Viviamo tempi particolari, in cui la forma conta anche più della sostanza.

E sono tempi in cui si mettono in discussione le scelte linguistiche di più vario tipo, a volte in nome del politically correct – altre per evitare vere e proprie discriminazioni.

Ricordiamo così la polemica legata alla volontà di rendere neutri i termini che designano i genitori e sostituire così mamma e papà con genitore 1 e genitore 2.

Sorte analoga potrebbe capitare agli spinotti che servono per connettere gli apparecchi audio – i cosiddetti Jack.

Nonostante il nome appaia maschile e faccia pensare a noti brand di whiskey e a noti attori di Hollywood, da sempre i jack vengono divisi in jack maschio e jack femmina – con il primo che deve essere inserito nel secondo per poter funzionare.

In futuro, potremmo non parlare più di jack maschio e jack femmina.
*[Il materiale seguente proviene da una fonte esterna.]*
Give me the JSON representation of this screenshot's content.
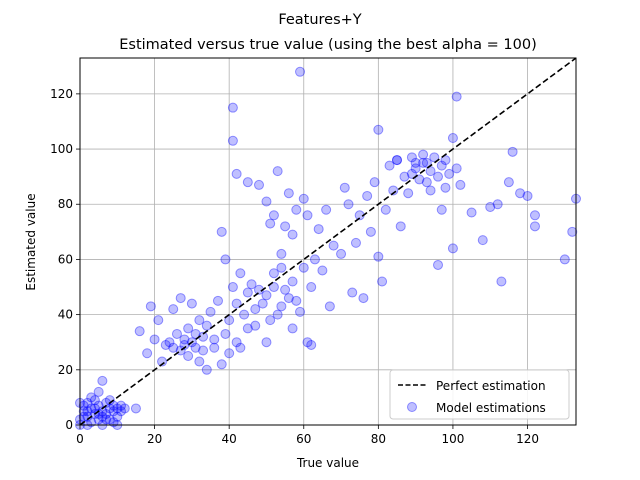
{
  "chart_data": {
    "type": "scatter",
    "suptitle": "Features+Y",
    "title": "Estimated versus true value (using the best alpha = 100)",
    "xlabel": "True value",
    "ylabel": "Estimated value",
    "xlim": [
      0,
      133
    ],
    "ylim": [
      0,
      133
    ],
    "xticks": [
      0,
      20,
      40,
      60,
      80,
      100,
      120
    ],
    "yticks": [
      0,
      20,
      40,
      60,
      80,
      100,
      120
    ],
    "grid": true,
    "legend": {
      "placement": "lower-right",
      "entries": [
        "Perfect estimation",
        "Model estimations"
      ]
    },
    "colors": {
      "line": "#000000",
      "points": "#0000ff"
    },
    "series": [
      {
        "name": "Perfect estimation",
        "kind": "line",
        "style": "dashed",
        "x": [
          0,
          133
        ],
        "y": [
          0,
          133
        ]
      },
      {
        "name": "Model estimations",
        "kind": "scatter",
        "points": [
          [
            0,
            2
          ],
          [
            1,
            5
          ],
          [
            1,
            7
          ],
          [
            2,
            3
          ],
          [
            2,
            8
          ],
          [
            3,
            1
          ],
          [
            3,
            6
          ],
          [
            4,
            9
          ],
          [
            4,
            4
          ],
          [
            5,
            2
          ],
          [
            5,
            7
          ],
          [
            5,
            12
          ],
          [
            6,
            5
          ],
          [
            6,
            3
          ],
          [
            6,
            16
          ],
          [
            7,
            8
          ],
          [
            7,
            4
          ],
          [
            8,
            6
          ],
          [
            8,
            2
          ],
          [
            9,
            7
          ],
          [
            9,
            5
          ],
          [
            10,
            3
          ],
          [
            10,
            6
          ],
          [
            11,
            5
          ],
          [
            12,
            6
          ],
          [
            15,
            6
          ],
          [
            0,
            0
          ],
          [
            2,
            0
          ],
          [
            6,
            0
          ],
          [
            9,
            1
          ],
          [
            10,
            0
          ],
          [
            3,
            10
          ],
          [
            1,
            3
          ],
          [
            4,
            6
          ],
          [
            7,
            2
          ],
          [
            8,
            9
          ],
          [
            5,
            4
          ],
          [
            2,
            5
          ],
          [
            11,
            7
          ],
          [
            0,
            8
          ],
          [
            16,
            34
          ],
          [
            18,
            26
          ],
          [
            19,
            43
          ],
          [
            20,
            31
          ],
          [
            21,
            38
          ],
          [
            22,
            23
          ],
          [
            23,
            29
          ],
          [
            24,
            30
          ],
          [
            25,
            28
          ],
          [
            25,
            42
          ],
          [
            26,
            33
          ],
          [
            27,
            27
          ],
          [
            27,
            46
          ],
          [
            28,
            31
          ],
          [
            28,
            29
          ],
          [
            29,
            25
          ],
          [
            29,
            35
          ],
          [
            30,
            30
          ],
          [
            30,
            44
          ],
          [
            31,
            28
          ],
          [
            31,
            33
          ],
          [
            32,
            38
          ],
          [
            32,
            23
          ],
          [
            33,
            32
          ],
          [
            33,
            27
          ],
          [
            34,
            36
          ],
          [
            34,
            20
          ],
          [
            35,
            41
          ],
          [
            36,
            28
          ],
          [
            36,
            31
          ],
          [
            37,
            45
          ],
          [
            38,
            22
          ],
          [
            39,
            33
          ],
          [
            39,
            60
          ],
          [
            40,
            26
          ],
          [
            40,
            38
          ],
          [
            41,
            50
          ],
          [
            42,
            44
          ],
          [
            42,
            30
          ],
          [
            43,
            28
          ],
          [
            43,
            55
          ],
          [
            44,
            40
          ],
          [
            45,
            48
          ],
          [
            45,
            35
          ],
          [
            46,
            51
          ],
          [
            47,
            42
          ],
          [
            47,
            36
          ],
          [
            48,
            49
          ],
          [
            49,
            44
          ],
          [
            50,
            47
          ],
          [
            50,
            30
          ],
          [
            51,
            38
          ],
          [
            52,
            50
          ],
          [
            52,
            55
          ],
          [
            53,
            40
          ],
          [
            54,
            43
          ],
          [
            54,
            57
          ],
          [
            55,
            49
          ],
          [
            56,
            46
          ],
          [
            57,
            52
          ],
          [
            57,
            35
          ],
          [
            58,
            45
          ],
          [
            59,
            41
          ],
          [
            60,
            57
          ],
          [
            61,
            30
          ],
          [
            62,
            50
          ],
          [
            62,
            29
          ],
          [
            38,
            70
          ],
          [
            41,
            103
          ],
          [
            41,
            115
          ],
          [
            42,
            91
          ],
          [
            45,
            88
          ],
          [
            48,
            87
          ],
          [
            50,
            81
          ],
          [
            51,
            73
          ],
          [
            52,
            76
          ],
          [
            53,
            92
          ],
          [
            54,
            62
          ],
          [
            55,
            72
          ],
          [
            56,
            84
          ],
          [
            57,
            69
          ],
          [
            58,
            78
          ],
          [
            59,
            128
          ],
          [
            60,
            82
          ],
          [
            61,
            76
          ],
          [
            63,
            60
          ],
          [
            64,
            71
          ],
          [
            65,
            56
          ],
          [
            66,
            78
          ],
          [
            67,
            43
          ],
          [
            68,
            65
          ],
          [
            70,
            62
          ],
          [
            71,
            86
          ],
          [
            72,
            80
          ],
          [
            73,
            48
          ],
          [
            74,
            66
          ],
          [
            75,
            76
          ],
          [
            76,
            46
          ],
          [
            77,
            83
          ],
          [
            78,
            70
          ],
          [
            79,
            88
          ],
          [
            80,
            61
          ],
          [
            80,
            107
          ],
          [
            81,
            52
          ],
          [
            82,
            78
          ],
          [
            83,
            94
          ],
          [
            84,
            85
          ],
          [
            85,
            96
          ],
          [
            86,
            72
          ],
          [
            87,
            90
          ],
          [
            88,
            84
          ],
          [
            89,
            97
          ],
          [
            90,
            93
          ],
          [
            91,
            89
          ],
          [
            92,
            95
          ],
          [
            93,
            88
          ],
          [
            94,
            92
          ],
          [
            95,
            97
          ],
          [
            96,
            90
          ],
          [
            97,
            94
          ],
          [
            98,
            86
          ],
          [
            99,
            91
          ],
          [
            100,
            104
          ],
          [
            100,
            64
          ],
          [
            101,
            119
          ],
          [
            101,
            93
          ],
          [
            102,
            87
          ],
          [
            105,
            77
          ],
          [
            108,
            67
          ],
          [
            110,
            79
          ],
          [
            112,
            80
          ],
          [
            113,
            52
          ],
          [
            115,
            88
          ],
          [
            116,
            99
          ],
          [
            118,
            84
          ],
          [
            120,
            83
          ],
          [
            122,
            72
          ],
          [
            122,
            76
          ],
          [
            130,
            60
          ],
          [
            132,
            70
          ],
          [
            133,
            82
          ],
          [
            85,
            96
          ],
          [
            90,
            95
          ],
          [
            92,
            98
          ],
          [
            94,
            85
          ],
          [
            96,
            58
          ],
          [
            97,
            78
          ],
          [
            98,
            96
          ],
          [
            93,
            95
          ],
          [
            89,
            91
          ]
        ]
      }
    ]
  }
}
Il collettivo dei professionisti degli audio, la Professional Audio Manufacturers Alliance (PAMA), ha diramato un comunicato stampa – che ha avuto molta eco sul web – per evidenziare come il modo di esprimersi debba adeguarsi ai tempi che corrono.
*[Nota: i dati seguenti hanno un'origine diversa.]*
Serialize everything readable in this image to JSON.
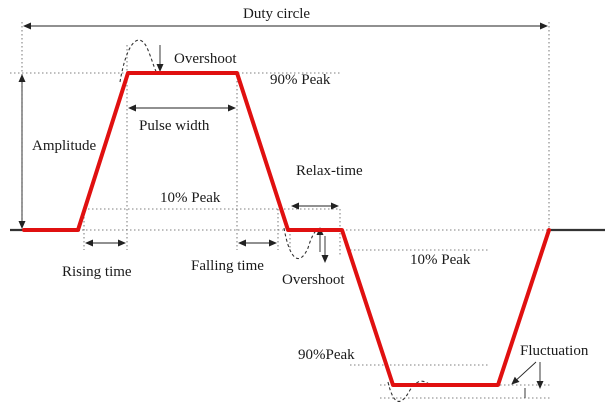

Occorre “affrontare problemi di linguaggio e terminologia obsoleti, identificati come sempre più scoraggianti rispetto allo spirito di inclusione” – hanno scritto i militanti della PAMA.
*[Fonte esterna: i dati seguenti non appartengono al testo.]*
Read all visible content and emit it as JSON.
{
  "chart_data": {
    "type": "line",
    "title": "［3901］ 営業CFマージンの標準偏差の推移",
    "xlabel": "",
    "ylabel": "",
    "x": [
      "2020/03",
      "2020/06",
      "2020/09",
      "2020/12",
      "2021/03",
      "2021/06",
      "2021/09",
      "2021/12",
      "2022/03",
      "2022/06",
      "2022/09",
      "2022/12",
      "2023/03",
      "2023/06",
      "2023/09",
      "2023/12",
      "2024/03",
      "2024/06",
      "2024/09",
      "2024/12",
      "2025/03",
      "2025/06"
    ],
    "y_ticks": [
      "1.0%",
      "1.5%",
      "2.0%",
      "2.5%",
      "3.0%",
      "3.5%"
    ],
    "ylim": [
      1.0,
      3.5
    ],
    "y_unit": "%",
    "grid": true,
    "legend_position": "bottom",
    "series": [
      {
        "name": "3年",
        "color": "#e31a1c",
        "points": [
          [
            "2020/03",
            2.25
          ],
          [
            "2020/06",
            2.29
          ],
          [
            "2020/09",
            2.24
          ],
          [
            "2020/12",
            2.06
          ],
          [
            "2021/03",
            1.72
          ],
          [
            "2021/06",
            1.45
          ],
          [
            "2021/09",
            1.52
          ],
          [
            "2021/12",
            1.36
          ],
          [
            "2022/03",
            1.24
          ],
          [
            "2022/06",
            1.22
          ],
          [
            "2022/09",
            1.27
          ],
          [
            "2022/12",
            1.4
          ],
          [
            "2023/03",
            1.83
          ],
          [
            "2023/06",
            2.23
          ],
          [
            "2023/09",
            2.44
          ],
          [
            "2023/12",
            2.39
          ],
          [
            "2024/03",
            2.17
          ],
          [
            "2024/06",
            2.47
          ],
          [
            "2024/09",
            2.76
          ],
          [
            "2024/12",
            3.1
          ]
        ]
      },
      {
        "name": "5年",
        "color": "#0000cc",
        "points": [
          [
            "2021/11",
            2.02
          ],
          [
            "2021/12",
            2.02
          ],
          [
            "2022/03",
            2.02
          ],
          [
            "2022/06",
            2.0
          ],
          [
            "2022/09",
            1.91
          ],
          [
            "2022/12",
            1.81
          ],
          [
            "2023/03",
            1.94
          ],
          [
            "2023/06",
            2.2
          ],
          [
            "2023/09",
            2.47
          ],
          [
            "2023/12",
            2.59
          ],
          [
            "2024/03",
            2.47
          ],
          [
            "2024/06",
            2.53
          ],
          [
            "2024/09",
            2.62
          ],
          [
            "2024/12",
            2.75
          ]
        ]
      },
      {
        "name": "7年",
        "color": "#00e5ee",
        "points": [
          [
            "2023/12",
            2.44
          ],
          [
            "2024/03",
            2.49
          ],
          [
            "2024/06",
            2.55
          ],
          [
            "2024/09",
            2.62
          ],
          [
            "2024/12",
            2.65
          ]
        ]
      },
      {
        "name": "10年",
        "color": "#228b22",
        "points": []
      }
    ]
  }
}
Ed il presidente del consiglio di amministrazione dell’associazione e membro del comitato per l’inclusione Karam Kaul ha fatto sapere come l’associazione abbia distribuito un questionario alle aziende per chiedere suggerimenti “per l’implementazione di una terminologia unificata in tutto il settore, nello spirito di inclusività e coerenza. È una questione di vicendevole rispetto”.

In molti ritengono l’istanza proposta assolutamente ridicola, ma c’è chi invece ha manifestato il proprio appoggio.

Come la SoundGirls, associazione che supporta le donne che lavorano nel settore audio musica, che si è così espressa: “Un plauso per PAMA che cerca di introdurre un linguaggio neutro nell’industria audio. È un’impresa enorme, ma bisogna continuare a lavorare per portare cambiamenti”.

E voi, che ne pensate?

Parleremo in futuro di jack 1 e jack 2 al posto di jack maschio e jack femmina?